In its recent decision in Enterprising Solutions, Inc. v. National Union Fire Ins. Co. of Pittsburgh, PA (D. Ariz. Sept. 11, 2012), the United States District Court for the District of Arizona had occasion to consider whether an insured was entitled to coverage under a professional liability policy’s employee benefits liability coverage for its alleged failure to have properly calculated necessary contributions to fund a group medical and dental plan.

The insured, Enterprising Solutions, Inc. (“ESI”) was a professional employer organization, providing outsourced services such as payroll administration to employer-clients.   ESI and its clients would enter into “co-employer agreements” whereby it would assume various employer-related responsibilities.  Through these agreements, ESI became a co-employer of its clients’ employees.  At issue in the Enterprising Solutions litigation was ESI’s administration of an employee health benefit program and an employee dental plan.  Among other things, ESI assumed responsibility for determining the amount of contributions necessary to fund the plans.  The contribution levels established for the 2008 and 2009 plans turned out to be insufficient to cover claims and expenses, causing ESI it to terminate the plans.  As a result, ESI was the subject of numerous claims brought by plan participants.

National Union insured ESI under a Staffing Services Liability Policy, providing professional liability coverage ESI’s employment-related administrative services.  Of relevance, the policy excluded from coverage the “Insured’s failure to fulfill any duty or obligation imposed by Employment Retirement Income Security Act of 1974, including amendments to that law, or similar federal, state, or local statutory or common law.”  Also relevant to the coverage dispute was an Employee Benefit Liability (“EBL”) endorsement, which insured:

… all sums which you shall become legally obligated to pay as damages because of any claim made against you for “wrongful acts” arising out of “administration” of your “employee benefits program,” …

The EBL endorsement defined “administration” as:

  1. giving counsel to employees with respect to your “employee benefits program”;
  2. interpreting your “employee benefits” program”;
  3. handling of records in connection with your “employee benefits program”; or
  4. effective enrollment, termination or cancellation of “employee” under your “employee benefits programs”

provided any action which gives rise to a “Wrongful Act” was authorized by you.

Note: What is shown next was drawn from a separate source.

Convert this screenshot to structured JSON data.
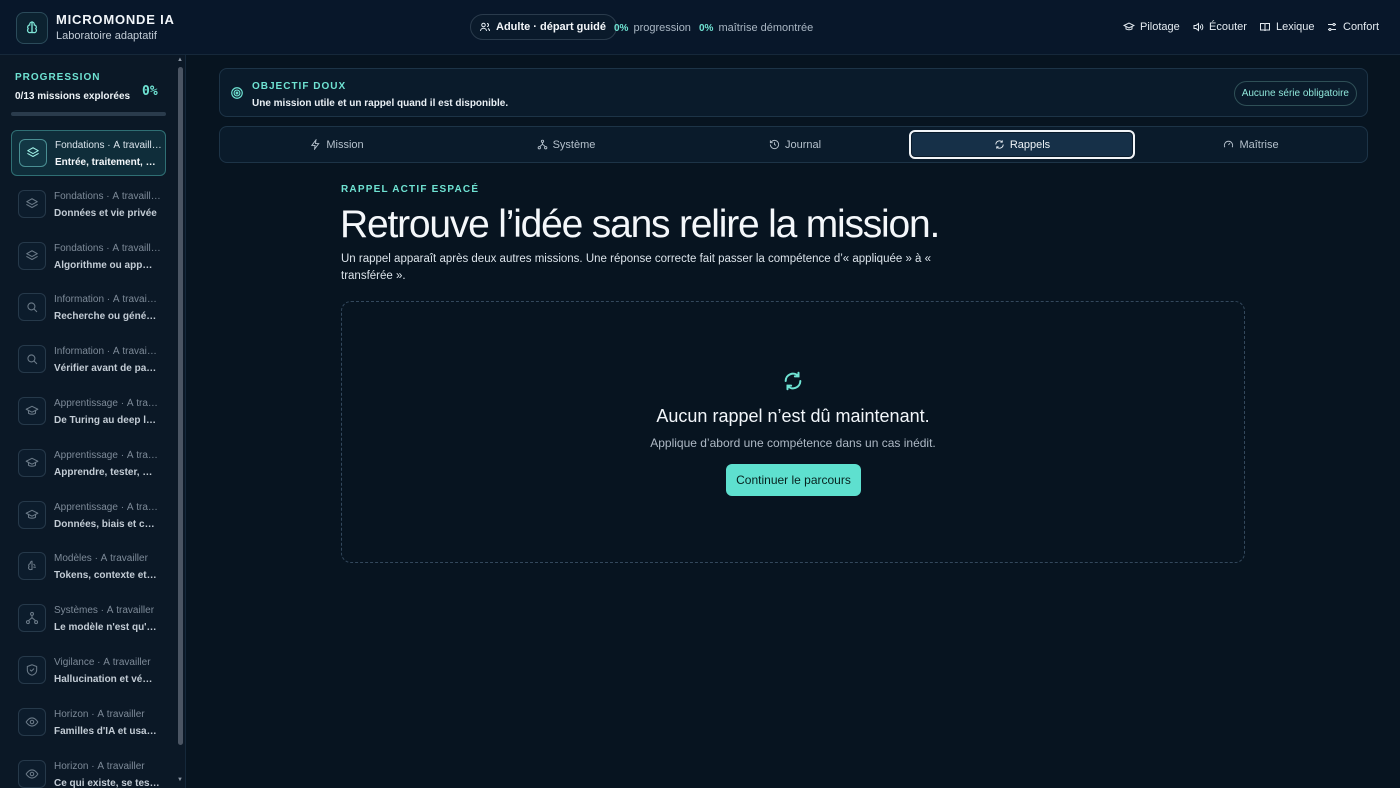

The EBL endorsement also contained an exclusion barring coverage for “all sums which you shall become legally obligated to pay as a loss because of any ‘breach of fiduciary duty’ or because of any ‘breach of fiduciary duty’ by any person for whom you are legally responsible and arising out of your activities as a fiduciary of any plan covered by this endorsement.”

National Union argued, among other things, that the underlying claims were not covered, as the claims did not result from a “wrongful act” and that in any event, the claims were excluded from coverage as a result of the ERISA exclusion and the breach of fiduciary duty exclusion.   The court agreed, albeit skeptically, that ESI’s alleged conduct constituted “wrongful acts” as that term was defined.  It nevertheless concluded that exclusions barred coverage for the conduct alleged.  Specifically, the court held that ESI’s responsibilities in determining the level of necessary contributions did not fall within the policy’s definition of “administration,” reasoning that it could find no authority for the proposition that “discretionary decision-making activities,” such as determining contributions, qualify as “administration” of an employee benefit plan.  The court further noted that:

Plaintiff's calculation of contribution levels involved the exercise of discretion and was not, therefore, merely administrative. In that respect, plaintiff's exercise of discretion in failing to properly calculate contributions is not included within the definition of "administration" and is beyond the scope of the policy.

The court also concluded that even if ESI’s miscalculation of contributions could be considered “administration” of an employee benefits program, the miscalculation was still undertaken in ESI’s fiduciary capacity to the plan participants.  “Fiduciary,” the court observed, is defined by ERISA as:

[A] person is a fiduciary with respect to a plan to the extent (I) he exercises any discretionary authority or discretionary control respecting management of such plan or exercises any authority or control respecting management or disposition of its assets; (ii) he renders investment advice for a fee or other compensation, direct or indirect, with respect to any moneys or other property of such plan, or has any authority or responsibility to do so, or (iii) he has any discretionary authority or discretionary responsibility in the administration of the plan.

The court concluded that ESI qualified as a fiduciary as it had “control and authority” over the health and dental plans.  Specifically, the court found that ESI’s miscalculation of necessary contributions “was, indeed, the exercise of discretion relating to plan management and administration and was, consequently, subject to ERISA fiduciary standards.”  As such, the court concluded that the policy’s ERISA and breach of fiduciary duties exclusions served as additional grounds for noncoverage.